My guess is either [-0.5 - 0.5] or [0-1] but no way of prove it one way or the other.
I agree with the prior answer posted by Timothy Shields. This is an attempt at a more specific justification.
Let a "block" of numbers be the set of numbers with the same exponent and sign. Each block contains 2^52 numbers.

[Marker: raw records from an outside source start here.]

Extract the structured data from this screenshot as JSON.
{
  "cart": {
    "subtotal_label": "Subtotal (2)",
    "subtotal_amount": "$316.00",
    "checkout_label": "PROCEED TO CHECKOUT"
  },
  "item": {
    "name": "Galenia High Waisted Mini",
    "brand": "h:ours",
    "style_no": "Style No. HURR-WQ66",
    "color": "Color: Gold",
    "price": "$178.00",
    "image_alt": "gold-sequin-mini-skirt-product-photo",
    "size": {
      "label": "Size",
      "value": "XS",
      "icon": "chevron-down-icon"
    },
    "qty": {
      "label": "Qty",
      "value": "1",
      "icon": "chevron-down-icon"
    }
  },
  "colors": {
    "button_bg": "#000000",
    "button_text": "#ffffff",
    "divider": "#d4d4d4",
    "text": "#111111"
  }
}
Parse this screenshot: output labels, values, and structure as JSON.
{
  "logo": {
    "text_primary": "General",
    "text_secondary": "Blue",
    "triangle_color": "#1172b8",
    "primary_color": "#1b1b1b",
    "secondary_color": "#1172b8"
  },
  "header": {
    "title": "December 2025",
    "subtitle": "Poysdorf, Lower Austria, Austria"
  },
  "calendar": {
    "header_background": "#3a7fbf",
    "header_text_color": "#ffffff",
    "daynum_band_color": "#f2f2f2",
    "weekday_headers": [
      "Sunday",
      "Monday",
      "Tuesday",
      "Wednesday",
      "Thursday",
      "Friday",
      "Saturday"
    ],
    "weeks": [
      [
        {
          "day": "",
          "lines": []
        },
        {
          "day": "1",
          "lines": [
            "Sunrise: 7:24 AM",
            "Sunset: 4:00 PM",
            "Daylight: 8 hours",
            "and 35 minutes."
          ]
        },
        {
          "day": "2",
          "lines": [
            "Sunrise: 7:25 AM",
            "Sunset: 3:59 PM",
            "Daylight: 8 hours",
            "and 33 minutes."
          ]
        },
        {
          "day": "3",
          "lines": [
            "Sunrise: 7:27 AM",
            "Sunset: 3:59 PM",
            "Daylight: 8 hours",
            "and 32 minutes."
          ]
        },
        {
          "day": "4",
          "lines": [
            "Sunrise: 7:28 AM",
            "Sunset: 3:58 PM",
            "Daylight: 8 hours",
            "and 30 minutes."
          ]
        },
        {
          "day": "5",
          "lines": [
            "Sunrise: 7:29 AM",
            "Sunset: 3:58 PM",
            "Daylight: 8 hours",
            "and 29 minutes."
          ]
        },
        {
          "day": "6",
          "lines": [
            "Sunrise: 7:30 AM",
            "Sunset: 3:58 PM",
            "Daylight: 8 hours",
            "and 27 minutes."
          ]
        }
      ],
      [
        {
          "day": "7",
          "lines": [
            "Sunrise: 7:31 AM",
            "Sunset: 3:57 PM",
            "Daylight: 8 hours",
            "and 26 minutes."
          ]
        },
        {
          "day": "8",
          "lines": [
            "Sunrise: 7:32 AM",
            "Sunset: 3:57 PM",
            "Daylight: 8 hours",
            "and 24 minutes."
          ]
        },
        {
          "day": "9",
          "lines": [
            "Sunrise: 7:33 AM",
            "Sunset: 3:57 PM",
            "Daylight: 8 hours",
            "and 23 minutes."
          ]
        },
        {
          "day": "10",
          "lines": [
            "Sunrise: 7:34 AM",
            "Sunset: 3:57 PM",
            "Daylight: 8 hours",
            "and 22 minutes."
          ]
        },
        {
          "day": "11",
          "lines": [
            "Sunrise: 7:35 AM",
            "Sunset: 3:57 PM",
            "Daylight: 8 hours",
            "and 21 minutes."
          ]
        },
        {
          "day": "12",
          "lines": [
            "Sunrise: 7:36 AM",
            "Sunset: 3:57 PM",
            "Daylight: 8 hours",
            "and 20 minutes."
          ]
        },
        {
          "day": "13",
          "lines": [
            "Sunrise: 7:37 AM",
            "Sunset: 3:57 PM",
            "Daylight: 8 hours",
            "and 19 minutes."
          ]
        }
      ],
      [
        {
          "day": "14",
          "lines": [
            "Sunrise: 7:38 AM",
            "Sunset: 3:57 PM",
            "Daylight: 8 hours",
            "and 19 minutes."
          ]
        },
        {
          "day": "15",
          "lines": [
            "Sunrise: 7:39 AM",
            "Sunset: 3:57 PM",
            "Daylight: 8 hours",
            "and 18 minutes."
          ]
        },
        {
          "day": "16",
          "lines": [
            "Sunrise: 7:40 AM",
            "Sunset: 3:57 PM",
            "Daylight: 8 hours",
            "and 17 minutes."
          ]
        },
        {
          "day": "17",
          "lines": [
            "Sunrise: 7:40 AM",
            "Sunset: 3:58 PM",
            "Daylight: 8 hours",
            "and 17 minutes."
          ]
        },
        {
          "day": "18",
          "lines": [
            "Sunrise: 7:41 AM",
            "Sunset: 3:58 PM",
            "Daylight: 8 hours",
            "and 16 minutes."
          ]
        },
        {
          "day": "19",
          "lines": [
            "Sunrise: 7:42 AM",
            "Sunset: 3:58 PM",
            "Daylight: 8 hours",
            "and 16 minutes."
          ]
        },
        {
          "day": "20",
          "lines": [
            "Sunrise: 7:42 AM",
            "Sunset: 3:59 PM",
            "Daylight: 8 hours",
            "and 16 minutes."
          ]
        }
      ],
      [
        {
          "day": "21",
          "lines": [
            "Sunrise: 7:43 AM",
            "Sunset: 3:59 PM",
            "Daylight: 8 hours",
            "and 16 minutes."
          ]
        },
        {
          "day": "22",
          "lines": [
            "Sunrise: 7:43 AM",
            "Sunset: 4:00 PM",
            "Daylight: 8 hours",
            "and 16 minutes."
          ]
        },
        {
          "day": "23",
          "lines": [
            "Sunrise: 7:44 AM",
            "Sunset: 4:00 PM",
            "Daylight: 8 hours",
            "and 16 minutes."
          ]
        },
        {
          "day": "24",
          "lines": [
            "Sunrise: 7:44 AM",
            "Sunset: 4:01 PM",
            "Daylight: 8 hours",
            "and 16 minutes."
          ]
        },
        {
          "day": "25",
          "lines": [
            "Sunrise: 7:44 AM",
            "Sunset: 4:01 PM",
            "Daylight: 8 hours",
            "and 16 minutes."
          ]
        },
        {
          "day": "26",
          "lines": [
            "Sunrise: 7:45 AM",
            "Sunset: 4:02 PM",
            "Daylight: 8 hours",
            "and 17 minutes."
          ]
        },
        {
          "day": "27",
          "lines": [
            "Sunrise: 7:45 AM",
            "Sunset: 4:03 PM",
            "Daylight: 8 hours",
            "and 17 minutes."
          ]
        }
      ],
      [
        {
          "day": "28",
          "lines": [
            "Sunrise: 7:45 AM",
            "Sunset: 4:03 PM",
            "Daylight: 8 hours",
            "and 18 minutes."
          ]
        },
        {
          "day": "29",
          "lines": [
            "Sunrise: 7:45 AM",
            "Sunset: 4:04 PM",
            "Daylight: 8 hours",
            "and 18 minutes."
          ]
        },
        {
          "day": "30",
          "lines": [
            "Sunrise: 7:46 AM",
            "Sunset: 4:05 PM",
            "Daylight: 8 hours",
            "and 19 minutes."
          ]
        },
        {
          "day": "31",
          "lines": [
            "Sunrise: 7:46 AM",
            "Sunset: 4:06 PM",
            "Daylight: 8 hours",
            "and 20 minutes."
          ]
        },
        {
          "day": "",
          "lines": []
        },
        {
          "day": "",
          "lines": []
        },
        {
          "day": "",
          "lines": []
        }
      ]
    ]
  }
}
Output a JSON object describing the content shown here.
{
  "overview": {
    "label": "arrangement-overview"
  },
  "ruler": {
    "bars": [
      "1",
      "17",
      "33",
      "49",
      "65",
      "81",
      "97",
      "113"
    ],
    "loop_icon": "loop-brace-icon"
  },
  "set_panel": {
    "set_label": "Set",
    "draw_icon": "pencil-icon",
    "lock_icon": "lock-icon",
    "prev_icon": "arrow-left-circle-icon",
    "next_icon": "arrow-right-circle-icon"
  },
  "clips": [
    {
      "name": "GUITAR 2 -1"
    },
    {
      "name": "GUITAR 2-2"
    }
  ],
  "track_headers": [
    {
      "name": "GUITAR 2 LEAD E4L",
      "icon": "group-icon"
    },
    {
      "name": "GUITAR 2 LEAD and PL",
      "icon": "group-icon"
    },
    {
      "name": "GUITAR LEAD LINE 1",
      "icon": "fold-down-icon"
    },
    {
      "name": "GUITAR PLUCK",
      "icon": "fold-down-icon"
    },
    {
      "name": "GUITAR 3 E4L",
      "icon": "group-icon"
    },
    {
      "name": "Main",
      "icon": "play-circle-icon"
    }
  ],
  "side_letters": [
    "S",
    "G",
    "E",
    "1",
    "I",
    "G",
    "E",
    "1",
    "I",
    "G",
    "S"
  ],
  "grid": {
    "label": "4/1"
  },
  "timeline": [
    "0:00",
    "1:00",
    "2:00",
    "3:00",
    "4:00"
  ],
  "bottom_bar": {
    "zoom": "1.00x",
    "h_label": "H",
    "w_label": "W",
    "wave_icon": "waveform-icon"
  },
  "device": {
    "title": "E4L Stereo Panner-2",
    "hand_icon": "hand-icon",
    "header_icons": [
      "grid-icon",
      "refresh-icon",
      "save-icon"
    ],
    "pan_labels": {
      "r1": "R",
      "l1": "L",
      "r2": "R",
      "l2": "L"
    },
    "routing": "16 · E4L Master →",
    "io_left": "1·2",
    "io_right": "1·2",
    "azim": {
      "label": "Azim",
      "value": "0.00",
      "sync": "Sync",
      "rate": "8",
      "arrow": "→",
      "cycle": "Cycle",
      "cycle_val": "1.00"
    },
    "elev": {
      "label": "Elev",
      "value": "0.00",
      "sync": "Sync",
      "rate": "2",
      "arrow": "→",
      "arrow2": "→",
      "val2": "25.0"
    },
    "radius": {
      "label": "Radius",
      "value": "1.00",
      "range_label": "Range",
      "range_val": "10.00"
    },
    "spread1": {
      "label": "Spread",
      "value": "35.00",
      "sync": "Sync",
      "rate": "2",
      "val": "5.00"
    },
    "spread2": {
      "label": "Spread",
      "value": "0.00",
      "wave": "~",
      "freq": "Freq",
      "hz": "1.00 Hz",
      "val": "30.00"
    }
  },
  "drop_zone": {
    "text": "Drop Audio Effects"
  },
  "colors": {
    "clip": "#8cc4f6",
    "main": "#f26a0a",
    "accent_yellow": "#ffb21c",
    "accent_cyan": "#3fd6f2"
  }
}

They do not overlap, with the arguable exception of zero, if you do not want to count both positive and negative zero.
The range [0, 0.5) contains all the numbers with exponents 0 through 1021, 1022 blocks. (-0.5, 0.5) contains 2044 blocks. [-0.5, 0.5] contains all those numbers plus the two end points.
Changing to [0, 1] deletes 1022 blocks for the negative numbers with exponents 0 through 1021, and adds a single block for [0.5, 1). the numbers with exponent 1022.
[1,2) is a single block, and that is the last complete block that only covers length 1. Any length 1 range outside (-2, 2) can only contain a partial block.
At 2044*(2^52)+2, [-0.5, 0.5] is the clear winner.
The distribution of IEEE floating point numbers x is roughly proportional to 1 / abs(x), so the length-1 range with the most representable numbers in it is the [-0.5, 0.5] range.